Increasing taxation does not reduce the deficit if outlays are increased by the same amount. It thus misses the point of a deficit reduction argument to ask “Why is it that we can only solve our problems by increasing the size of government(?)” By holding the (projected) size of government unchanged, or by reducing it by 1% of GDP (as Ken suggested), tax increases reduce the size of the deficit. No increase in the “size of government”, just an increase in the government’s revenue. If by “government” you meant “revenue” you are using the language in a non-mainstream way. That is not usually helpful in reasoned debate.

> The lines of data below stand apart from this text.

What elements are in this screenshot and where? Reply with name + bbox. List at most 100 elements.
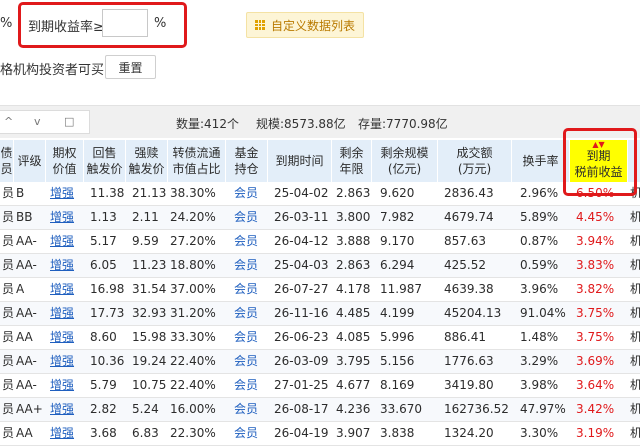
cell-c0: 员 (2, 378, 14, 392)
cell-option[interactable]: 增强 (50, 302, 84, 325)
cell-fund[interactable]: 会员 (234, 350, 268, 373)
cell-fund[interactable]: 会员 (234, 422, 268, 445)
grid-icon (255, 20, 265, 30)
cell-ratio: 33.30% (170, 330, 216, 344)
column-header-2[interactable]: 期权 价值 (46, 140, 84, 182)
cell-option[interactable]: 增强 (50, 374, 84, 397)
table-row[interactable]: 员 B 增强 11.38 21.13 38.30% 会员 25-04-02 2.863 9.620… (0, 182, 640, 206)
cell-redeem: 5.24 (132, 402, 159, 416)
column-header-label: 换手率 (522, 154, 559, 168)
cell-c0: 员 (2, 258, 14, 272)
cell-redeem: 19.24 (132, 354, 167, 368)
chevron-down-icon[interactable]: v (34, 115, 41, 128)
cell-edge: 机 (630, 234, 640, 248)
cell-redeem: 9.59 (132, 234, 159, 248)
cell-putback: 16.98 (90, 282, 125, 296)
column-header-6[interactable]: 基金 持仓 (226, 140, 268, 182)
cell-turnover_amt: 425.52 (444, 258, 486, 272)
cell-fund[interactable]: 会员 (234, 206, 268, 229)
cell-option[interactable]: 增强 (50, 230, 84, 253)
cell-remain: 4.199 (380, 306, 415, 320)
cell-years: 3.888 (336, 234, 371, 248)
table-row[interactable]: 员 BB 增强 1.13 2.11 24.20% 会员 26-03-11 3.800 7.982 4… (0, 206, 640, 230)
column-header-4[interactable]: 强赎 触发价 (126, 140, 168, 182)
column-header-label: 市值占比 (172, 162, 221, 176)
cell-turnover_rate: 47.97% (520, 402, 566, 416)
column-header-label: 年限 (339, 162, 364, 176)
column-header-11[interactable]: 换手率 (512, 140, 570, 182)
column-header-8[interactable]: 剩余 年限 (332, 140, 372, 182)
cell-fund[interactable]: 会员 (234, 326, 268, 349)
cell-option[interactable]: 增强 (50, 398, 84, 421)
column-header-3[interactable]: 回售 触发价 (84, 140, 126, 182)
cell-fund[interactable]: 会员 (234, 182, 268, 205)
column-header-5[interactable]: 转债流通 市值占比 (168, 140, 226, 182)
cell-option[interactable]: 增强 (50, 254, 84, 277)
screen-root: { "filter": { "pct_left": "%", "yield_la… (0, 0, 640, 447)
cell-redeem: 32.93 (132, 306, 167, 320)
column-header-label: 到期时间 (275, 154, 324, 168)
cell-putback: 6.05 (90, 258, 117, 272)
cell-putback: 11.38 (90, 186, 125, 200)
cell-fund[interactable]: 会员 (234, 254, 268, 277)
column-header-label: 期权 (52, 146, 77, 160)
column-header-7[interactable]: 到期时间 (268, 140, 332, 182)
column-header-label: 成交额 (456, 146, 493, 160)
cell-option[interactable]: 增强 (50, 350, 84, 373)
cell-fund[interactable]: 会员 (234, 278, 268, 301)
cell-option[interactable]: 增强 (50, 206, 84, 229)
cell-fund[interactable]: 会员 (234, 398, 268, 421)
cell-turnover_amt: 857.63 (444, 234, 486, 248)
cell-redeem: 10.75 (132, 378, 167, 392)
column-header-1[interactable]: 评级 (14, 140, 46, 182)
table-row[interactable]: 员 AA 增强 3.68 6.83 22.30% 会员 26-04-19 3.907 3.838 1… (0, 422, 640, 446)
cell-rating: B (16, 186, 25, 200)
cell-option[interactable]: 增强 (50, 326, 84, 349)
investor-filter-label: 格机构投资者可买 (0, 63, 105, 78)
column-header-10[interactable]: 成交额 (万元) (438, 140, 512, 182)
cell-ytm: 3.75% (576, 306, 615, 320)
cell-ytm: 3.69% (576, 354, 615, 368)
custom-data-list-button[interactable]: 自定义数据列表 (246, 12, 365, 38)
table-row[interactable]: 员 AA- 增强 6.05 11.23 18.80% 会员 25-04-03 2.863 6.29… (0, 254, 640, 278)
cell-option[interactable]: 增强 (50, 278, 84, 301)
cell-maturity: 25-04-02 (274, 186, 329, 200)
summary-count: 数量:412个 (176, 117, 239, 131)
cell-turnover_amt: 162736.52 (444, 402, 509, 416)
cell-remain: 33.670 (380, 402, 422, 416)
cell-putback: 10.36 (90, 354, 125, 368)
cell-years: 2.863 (336, 186, 371, 200)
cell-years: 4.085 (336, 330, 371, 344)
cell-c0: 员 (2, 234, 14, 248)
column-header-9[interactable]: 剩余规模 (亿元) (372, 140, 438, 182)
cell-putback: 17.73 (90, 306, 125, 320)
table-row[interactable]: 员 AA+ 增强 2.82 5.24 16.00% 会员 26-08-17 4.236 33.67… (0, 398, 640, 422)
cell-years: 3.907 (336, 426, 371, 440)
cell-option[interactable]: 增强 (50, 422, 84, 445)
cell-option[interactable]: 增强 (50, 182, 84, 205)
cell-c0: 员 (2, 282, 14, 296)
table-row[interactable]: 员 AA- 增强 5.79 10.75 22.40% 会员 27-01-25 4.677 8.16… (0, 374, 640, 398)
table-row[interactable]: 员 A 增强 16.98 31.54 37.00% 会员 26-07-27 4.178 11.98… (0, 278, 640, 302)
table-row[interactable]: 员 AA- 增强 17.73 32.93 31.20% 会员 26-11-16 4.485 4.1… (0, 302, 640, 326)
cell-c0: 员 (2, 426, 14, 440)
column-header-0[interactable]: 债员 (0, 140, 14, 182)
reset-button[interactable]: 重置 (105, 55, 156, 79)
table-row[interactable]: 员 AA- 增强 5.17 9.59 27.20% 会员 26-04-12 3.888 9.170… (0, 230, 640, 254)
cell-edge: 机 (630, 426, 640, 440)
table-header: 债员评级 期权 价值 回售 触发价 强赎 触发价 转债流通 市值占比 基金 持仓 到期时间 剩余 年限 剩余… (0, 140, 640, 182)
cell-fund[interactable]: 会员 (234, 302, 268, 325)
cell-fund[interactable]: 会员 (234, 230, 268, 253)
table-row[interactable]: 员 AA 增强 8.60 15.98 33.30% 会员 26-06-23 4.085 5.996… (0, 326, 640, 350)
cell-fund[interactable]: 会员 (234, 374, 268, 397)
cell-ratio: 22.40% (170, 378, 216, 392)
chevron-up-icon[interactable]: ^ (4, 115, 13, 128)
table-row[interactable]: 员 AA- 增强 10.36 19.24 22.40% 会员 26-03-09 3.795 5.1… (0, 350, 640, 374)
cell-ytm: 3.94% (576, 234, 615, 248)
cell-turnover_rate: 0.87% (520, 234, 559, 248)
cell-redeem: 11.23 (132, 258, 167, 272)
cell-putback: 5.17 (90, 234, 117, 248)
cell-edge: 机 (630, 258, 640, 272)
expand-icon[interactable]: □ (64, 115, 74, 128)
cell-c0: 员 (2, 306, 14, 320)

Now, as regards your health care argument, the CBO acknowledges that its estimate that the health care bills will cut the deficit by $1 trillion in the second 20 years (just $138 bln in the first ten – nothing, really) is rough, but makes clear that the odds of a bigger surplus are just as great as the odds of a smaller one from the bills. That you see things otherwise is obvious, but they did the math, you did not.
I would also point out that, when the other guy actually opens up the possibility that other things aren’t equal – celery parabolas or whatever – to then turn around and act as if he is doing a bad thing is kinda dishonest. It is pretty common for partisan skunks to leave out that little caution. Putting it in means admitting the possibility of other explanations. Show me a non-trivial argument based on data that doesn’t require a good dose of settling parachutes to make it honest.
Seriously. Find one.
“Since we generally can stipulate that transfer payments are at worst neutral (or, by Jim Baker’s “supply-side/conspicuous consumption” theory presented earlier, likely beneficial to both the velocity of money and overall tax revenues), gains from there will, at best, not help the team.”
Could you explain that, please? Why would increased aggregate demand and resultant economic growth, with resultant increased tax revenues not help the team, as far as debt reduction is concerned? Using the household analogy, if I get a raise I might be able to pay off my credit cards.